What is Your Distraction of Choice?Nov 27, 2023
The series of posts continues with the third common theme from 160 practitioners in high-performance sport. It's the challenging topic of being emotionally unskilled that is insidious, and yet deeply destructive.
A lead strength & conditioning coach told me:
"I don't know because I’m not a specialist but I’d certainly say in hindsight I was displaying all the signs of burnout and depression. I wasn't able to see it though. There were some days where I just didn't want to get out of bed. And that's a classic sign of depression. I also started to rely more heavily on alcohol to switch off and to help me sleep and stuff like that. And it was just, you could just see, and of course I lived on my own. No one could point it out."
Understanding Emotionally Unskilled
This does not mean anyone is stupid or doing something wrong. And this certainly goes far beyond just the boundaries of performance sport.
Many practitioners I've spoken to find it hard to be alone with their thoughts, and they have become masters at unconsciously numbing themselves instead.
Do any of these resonate with you:
- Regularly work when you get home at night
- Over-train under the disguise of "performance" training
- Regularly drink alcohol after work to take "edge" off the day
- Binge-watch Netflix night after night without connecting with your partner
- Spend hours on dating apps
- Go on multiple dates for one-night stands
- Use any type of substance to "get away" from discomfort
(NB: When done in an intentional and supported way, I believe certain substances can be used as a deep inquiry into understanding ourselves as part of our healing journey. The research in this space is fascinating. Check out the latest research here)
I used most of the above to numb myself at times in my past.
These traits of distraction are down to an inability to feel or express what is actually going on inside.
This is most often down to many coaches not feeling safe to express their concerns for fear of the perception of others e.g. sign of weakness, incompetence, repressed male traits in our Western culture with a classic one being "suck it up."

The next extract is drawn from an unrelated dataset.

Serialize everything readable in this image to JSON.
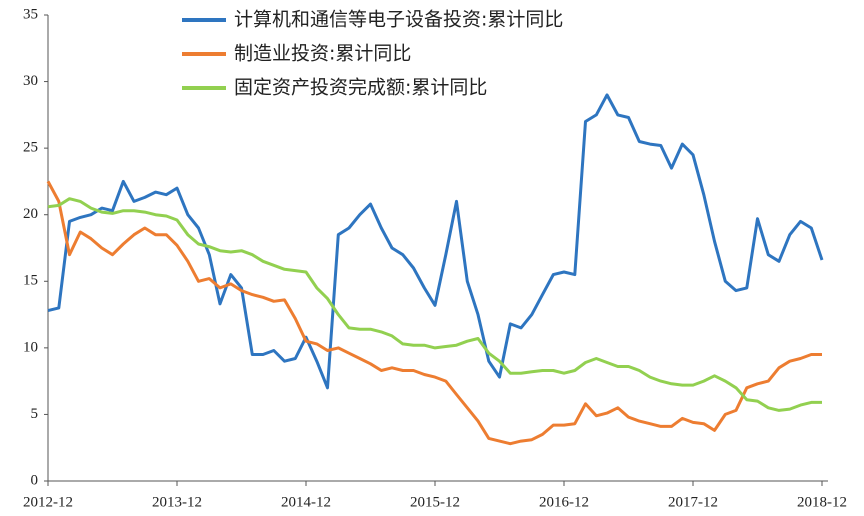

A further quote from a head of sport science:
“From the outside looking in I'm very successful at my job. But I don't have any hobbies or areas of interest away from watching my athletes play. I don't have anything outside of my work that inspires me, it's hard because when I finish work I think what do I do when I get home... if I don't work I think too much and then I get lonely.”
Our personal sides are rarely discussed within our professional roles in elite sport. But whether we like it or not, they sit just below the surface and inform our every thought, feeling & action.
A final quote from a high-performance manager:
"I am very successful in my career and financially but I don't feel the happiness I expected, I have complained a great deal about my working conditions but have come to the realisation that maybe my problems are not my work - but within myself."
For me, this caused significant problems in my personal and professional life until I turned my attention to self-growth.
What is Self-Growth to You?
- Have you ever thought about your own self-growth away from technical skills?
This recent paper highlights the need for self-growth to optimise high-performance environments.
I know the self-growth process now as the "Practitioner Needs Analysis."
You have most likely done many variations of this with the athletes and sports you've worked with over the years.
- Have you ever turned this process in on yourself?
Doing so allows you to identify what qualities are most important for you to show up in your role, career and life in your fullest expression.
It also provides an inner analysis that highlights the components of your life, giving you clarity on what is blocking you, how it's blocking you and what you need to do to release those blocks.
This helps you to tailor your goals and actions away from potential burnout, divorce or illness, and instead towards one where you thrive as a practitioner and in your home life.